Correlation of functional connectivity changes with improvement in motor scores. Scatter plots of clinical improvement values and low-beta functional connectivity changes (averaged for respectively the sensorimotor cortices, whole cortex and subcortical regions). Left: Significant correlations between MDS-UPDRS-III improvement (% comparing ON versus OFF-DBS) and cAEC changes (absolute difference ON versus OFF-DBS). Sensorimotor cortices (r-_SM (16)= 0.58, p = 0.011), whole cortex (r-_WC (16)= 0.50, p = 0.035), and all subcortical regions (r_-SC (16)= 0.62, p = 0.006). Middle: Significant correlations between bradykinesia/rigidity improvement and cAEC changes (r-_SM (16)= 0.61, p = 0.007; r-_WC(16)= 0.70, p = 0.001; r_-SC (16)= 0.76, p < 0.001). Right: Tremor improvement (n = 13 patients) and cAEC change, no significant correlation.
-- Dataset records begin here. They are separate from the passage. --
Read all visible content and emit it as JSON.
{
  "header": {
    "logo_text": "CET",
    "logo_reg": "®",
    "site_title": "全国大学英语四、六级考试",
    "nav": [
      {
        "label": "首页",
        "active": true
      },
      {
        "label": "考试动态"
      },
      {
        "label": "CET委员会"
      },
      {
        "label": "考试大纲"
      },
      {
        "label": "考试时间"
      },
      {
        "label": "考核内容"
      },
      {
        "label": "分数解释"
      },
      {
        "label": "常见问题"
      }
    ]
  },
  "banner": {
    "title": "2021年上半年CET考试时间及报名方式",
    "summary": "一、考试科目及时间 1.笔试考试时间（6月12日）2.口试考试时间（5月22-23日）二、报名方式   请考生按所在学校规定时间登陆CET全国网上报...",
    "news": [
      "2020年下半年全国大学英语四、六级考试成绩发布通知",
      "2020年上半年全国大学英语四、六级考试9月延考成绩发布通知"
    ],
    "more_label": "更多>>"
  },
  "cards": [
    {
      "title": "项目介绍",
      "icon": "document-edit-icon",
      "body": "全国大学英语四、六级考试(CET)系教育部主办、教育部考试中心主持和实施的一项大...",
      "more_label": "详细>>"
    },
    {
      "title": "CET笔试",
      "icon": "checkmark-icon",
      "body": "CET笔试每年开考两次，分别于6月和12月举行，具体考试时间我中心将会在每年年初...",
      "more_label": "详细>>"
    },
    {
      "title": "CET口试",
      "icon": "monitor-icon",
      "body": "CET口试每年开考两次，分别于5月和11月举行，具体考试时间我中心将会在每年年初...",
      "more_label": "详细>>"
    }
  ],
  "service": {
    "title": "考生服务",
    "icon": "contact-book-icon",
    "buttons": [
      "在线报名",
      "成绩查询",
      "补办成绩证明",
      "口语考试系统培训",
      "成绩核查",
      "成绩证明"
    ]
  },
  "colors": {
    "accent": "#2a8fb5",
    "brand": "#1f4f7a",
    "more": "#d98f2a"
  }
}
All correlations tested can be found in Supplementary Table 1. cAEC, corrected Amplitude Envelope Correlation; MDS-UPDRS-III, Movement Disorders Society Unified Parkinson's Disease Rating Scale motor ratings.

Fig. 5

Model of antidromic and downstream activation in STN-DBS. Stimulation effects in the antidromic direction take place upon stimulation of axons of the hyperdirect pathway. These stimulation effects may cause a suppression of band power in frontal cortical brain regions, as well as a lowering of functional connectivity between the frontal cortex and the STN (in blue; see also (Abbasi et al., 2018; Luoma et al., 2018; Oswal et al., 2016)). At the same time, stimulation effects can propagate in the downstream direction and thereby mainly affect the cortico-striato-thalamic loop. Downstream stimulation effects may lead to an increase in cortical functional connectivity via disinhibition of the thalamus (in red; (Mueller et al., 2018; Nambu et al., 2002)). Gpi, internal globus pallidus; SNr, substantia nigra pars reticulate; STN, subthalamic nucleus; DBS, deep brain stimulation. (For interpretation of the references to color in this figure legend, the reader is referred to the web version of this article.)